Sam was the love of my life. I wanted to grow old with him. Sam’s still got a lot of life left, and I know that he’s the kind of man who won’t be able to help loving again and loving hard. I know that, if I’m gone, there will be someone else eventually. I know that he’ll find you, and I know that if he loves you, you are a good man. So I want to conclude by saying thank you. Thank you for giving him what I couldn’t. For giving him what got taken away from me by neo-Nazis with bad aim. Sam has a heart that needs to be poured out and poured into. He’s a long-term kind of person who relishes commitment and loyalty. So thank you for being there for him. I know that there will be times where he is still grieving me. I don’t mean that I’m so great or anything, but he’s not the kind of person who will move on quickly, and as his first love, I’ll always hold a place in his heart that is mine alone. I’m not saying that to scare you off or make you feel less than. Sam just loves that hard. So thank you for being patient with him for that. I know it might hurt sometimes, but he will never let you doubt his love for you. Not for one second. 

To illustrate this point, let me tell you that he has been sitting by me for as much of the thirty-six hours that I’ve been out of surgery as they’ll let him. He has wiped drool and blood from my mouth without judgment. He shaved my face because the nasal tube was rubbing against my stubble and he decided I’d be more comfortable after a shave. He has walked me to the bathroom, practically carrying me, and crouched on the floor by the toilet the whole time I struggled to take a crap. He has fed ice chips into my lips. He has sat up with me for hours while I agonized and while the nurses make sure I can breathe, just a steady presence by my side. He is asleep in the chair next to me right now. I don’t think he’d slept since it happened. He won’t leave me for a minute that he doesn’t have to. He hasn’t been hovering or crying or talking down to me. He’s kept track of my medicines and doesn’t bat an eye to pat sweat off my brow or give me space when I need it. 

They told me that the second thing I said when I woke up was to ask for Sam. He’s been exactly what I’ve needed, and I can tell he’s been exactly what I’ve needed despite this being the first time I haven’t been pretty delirious. That’s what it’s like to be loved by him. Fully, unconditionally, passionately, and intelligently. I would say that I don’t deserve him, but he thinks I do, and who am I to question him?

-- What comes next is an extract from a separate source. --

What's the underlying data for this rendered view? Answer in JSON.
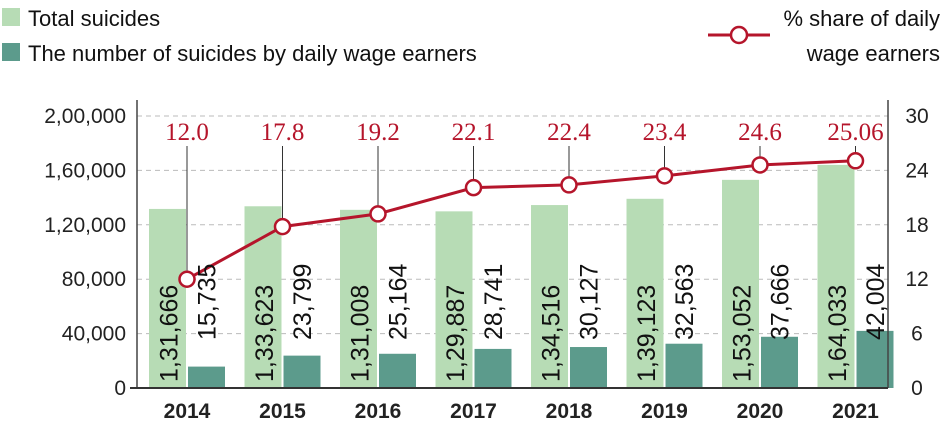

Looking at him now, I have a feeling that this whole letter probably won’t end up being necessary. Sam isn’t going to let me die. Maybe he’s rubbing off on me a little. But if these next seventy-two hours do take a turn for the worse and you are reading this, thank you for giving him the love he deserves. Thank you for giving him a second chance at happiness. All I want is to see Sam happy. I know that’s so trite it barely means anything anymore, but I lack Sam’s ability to make everything sound original and beautiful. That’s all I can say. 

I’d do anything to see Sam happy. And right now, I think what would make him happy is if I don’t die, so I’m going to sign off here and go back to focusing on not dying for him. But also for me, because I somehow ended up in a life where I get to love him, and I’m not giving that up without a pretty hard fucking fight. 

Sincerely,  
Josh Lyman

P.S. Sam snores. Not loudly. But he will tell you he doesn’t snore. But I swear to God, he snores. He’s snoring right now, in fact.

**Author's Note:**

> None of these characters belong to me, as always!!!
> 
> This is very different than what I normally write. And I'm much more comfortable writing as Sam than Josh. But I love the idea of being so fundamentally understood, so I wanted to play with this format and this is what happened. And these two sure do understand each other.